The defense industry may be adjusting to a new age of financial austerity
I've noticed a few things about the financial shape of the aerospace and defense industry over the past month or two. It seems that company mergers and acquisitions are tailing off, while the number of contracts and procurement opportunities are headed up.
Now by no means is this observation about the health of the aerospace and defense industry based on any scientific analysis. Instead, it's more of a gut feel, and as such has all of my biases and wishful thinking folded into it.
Still, my gut feel largely is based on the past month's news coverage in Military & Aerospace Electronics. We've had a lot of stories covering contract wins and procurement opportunities, and not many covering mergers and acquisitions. Have we overly concentrated on contracts and opportunities lately, to the exclusion of mergers and acquisitions?
Perhaps, but let's stipulate for a moment that our industry actually has had fewer mergers and acquisitions lately, and more contracts and opportunities than we've had in a while. How might this bode for the future -- especially for an industry that's taking it on the chin in the Pentagon's 2013 budget request?
Well, to start with, this feels like a port in the storm for an industry that has been jittery for more than a year about future prospects for defense spending. Maybe ... just maybe, our industry has hit bottom and is on the way back up. Perhaps this is an early indication that the aerospace and defense industry is starting to adjust to a new era of financial austerity.
Our industry, for good or ill, is digesting the notion that a long streak of healthy Pentagon budgets might be at an end -- perhaps for quite a while.
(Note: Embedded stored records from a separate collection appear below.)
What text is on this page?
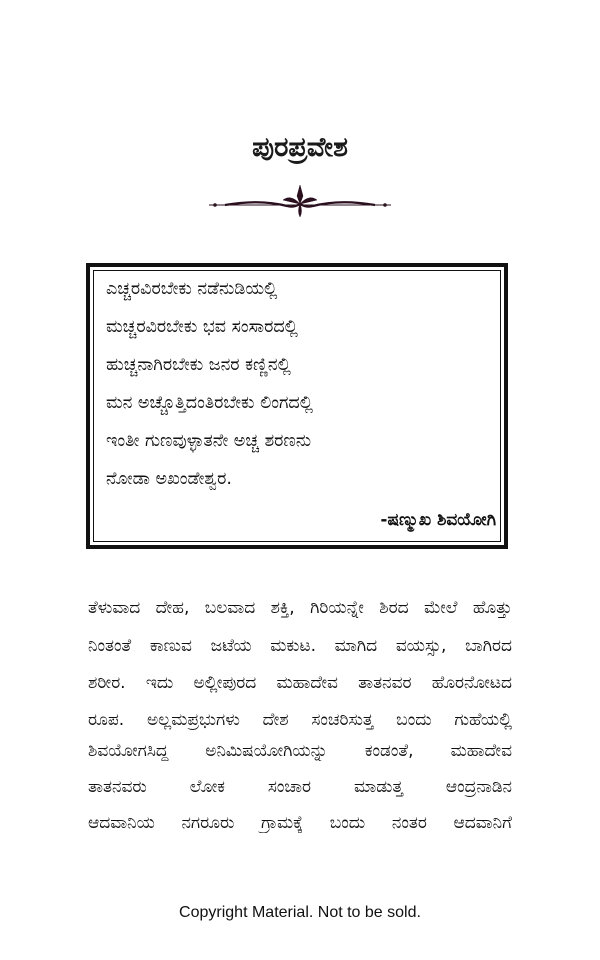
ಪುರಪ್ರವೇಶ
ಎಚ್ಚರವಿರಬೇಕು ನಡೆನುಡಿಯಲ್ಲಿ
ಮಚ್ಚರವಿರಬೇಕು ಭವ ಸಂಸಾರದಲ್ಲಿ
ಹುಚ್ಚನಾಗಿರಬೇಕು ಜನರ ಕಣ್ಣಿನಲ್ಲಿ
ಮನ ಅಚ್ಚೊತ್ತಿದಂತಿರಬೇಕು ಲಿಂಗದಲ್ಲಿ
ಇಂತೀ ಗುಣವುಳ್ಳಾತನೇ ಅಚ್ಚ ಶರಣನು
ನೋಡಾ ಅಖಂಡೇಶ್ವರ.
-ಷಣ್ಮುಖ ಶಿವಯೋಗಿ
ತೆಳುವಾದ ದೇಹ, ಬಲವಾದ ಶಕ್ತಿ, ಗಿರಿಯನ್ನೇ ಶಿರದ ಮೇಲೆ ಹೊತ್ತು
ನಿಂತಂತೆ ಕಾಣುವ ಜಟೆಯ ಮಕುಟ. ಮಾಗಿದ ವಯಸ್ಸು, ಬಾಗಿರದ
ಶರೀರ. ಇದು ಅಲ್ಲೀಪುರದ ಮಹಾದೇವ ತಾತನವರ ಹೊರನೋಟದ
ರೂಪ. ಅಲ್ಲಮಪ್ರಭುಗಳು ದೇಶ ಸಂಚರಿಸುತ್ತ ಬಂದು ಗುಹೆಯಲ್ಲಿ
ಶಿವಯೋಗಸಿದ್ಧ ಅನಿಮಿಷಯೋಗಿಯನ್ನು ಕಂಡಂತೆ, ಮಹಾದೇವ
ತಾತನವರು ಲೋಕ ಸಂಚಾರ ಮಾಡುತ್ತ ಆಂದ್ರನಾಡಿನ
ಆದವಾನಿಯ ನಗರೂರು ಗ್ರಾಮಕ್ಕೆ ಬಂದು ನಂತರ ಆದವಾನಿಗೆ
Copyright Material. Not to be sold.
This means competition is ratcheting up, in government and in industry.
For those in government, it looks like they have to make do with less, in measurable terms. Not only does this mean the Pentagon can no longer fund many of the things its leaders want, but also must face the inevitable challenge of deciding what projects to keep, and which to abandon.
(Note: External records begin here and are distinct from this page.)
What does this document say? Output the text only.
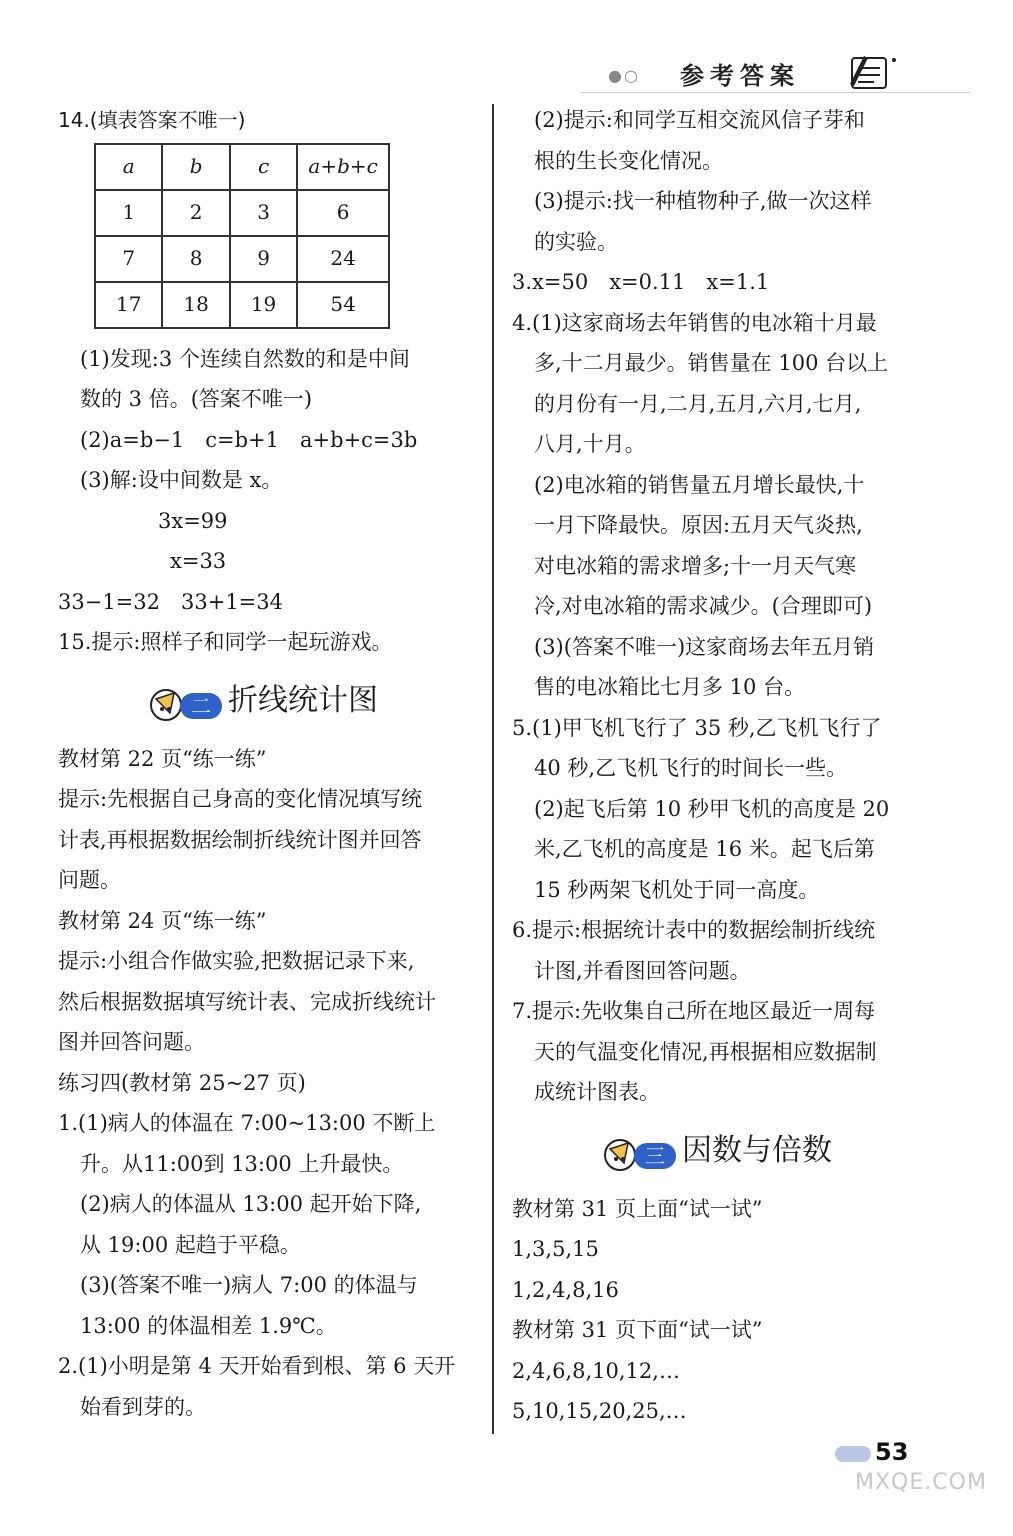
●○ 参考答案
14.(填表答案不唯一)
a	b	c	a+b+c
1	2	3	6
7	8	9	24
17	18	19	54
(1)发现:3 个连续自然数的和是中间
数的 3 倍。(答案不唯一)
(2)a=b−1　c=b+1　a+b+c=3b
(3)解:设中间数是 x。
3x=99
x=33
33−1=32　33+1=34
15.提示:照样子和同学一起玩游戏。
二 折线统计图
教材第 22 页“练一练”
提示:先根据自己身高的变化情况填写统
计表,再根据数据绘制折线统计图并回答
问题。
教材第 24 页“练一练”
提示:小组合作做实验,把数据记录下来,
然后根据数据填写统计表、完成折线统计
图并回答问题。
练习四(教材第 25~27 页)
1.(1)病人的体温在 7:00~13:00 不断上
升。从11:00到 13:00 上升最快。
(2)病人的体温从 13:00 起开始下降,
从 19:00 起趋于平稳。
(3)(答案不唯一)病人 7:00 的体温与
13:00 的体温相差 1.9℃。
2.(1)小明是第 4 天开始看到根、第 6 天开
始看到芽的。
(2)提示:和同学互相交流风信子芽和
根的生长变化情况。
(3)提示:找一种植物种子,做一次这样
的实验。
3.x=50　x=0.11　x=1.1
4.(1)这家商场去年销售的电冰箱十月最
多,十二月最少。销售量在 100 台以上
的月份有一月,二月,五月,六月,七月,
八月,十月。
(2)电冰箱的销售量五月增长最快,十
一月下降最快。原因:五月天气炎热,
对电冰箱的需求增多;十一月天气寒
冷,对电冰箱的需求减少。(合理即可)
(3)(答案不唯一)这家商场去年五月销
售的电冰箱比七月多 10 台。
5.(1)甲飞机飞行了 35 秒,乙飞机飞行了
40 秒,乙飞机飞行的时间长一些。
(2)起飞后第 10 秒甲飞机的高度是 20
米,乙飞机的高度是 16 米。起飞后第
15 秒两架飞机处于同一高度。
6.提示:根据统计表中的数据绘制折线统
计图,并看图回答问题。
7.提示:先收集自己所在地区最近一周每
天的气温变化情况,再根据相应数据制
成统计图表。
三 因数与倍数
教材第 31 页上面“试一试”
1,3,5,15
1,2,4,8,16
教材第 31 页下面“试一试”
2,4,6,8,10,12,…
5,10,15,20,25,…
53
MXQE.COM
For those in industry, it means they have to work harder than they have in a long time to prevail over their competitors for military contract wins. Price, as always, will be a driving force, but as dollars dry up, military officials will look harder at capability and quality than they have in a long time.
For industry and government together, everyone will be in the hunt for breakthrough technologies that bring serious new capabilities to the table at reasonable costs.
None of that will be easy. Still, on those rare occasions when it happens, we'll know who the real heroes are.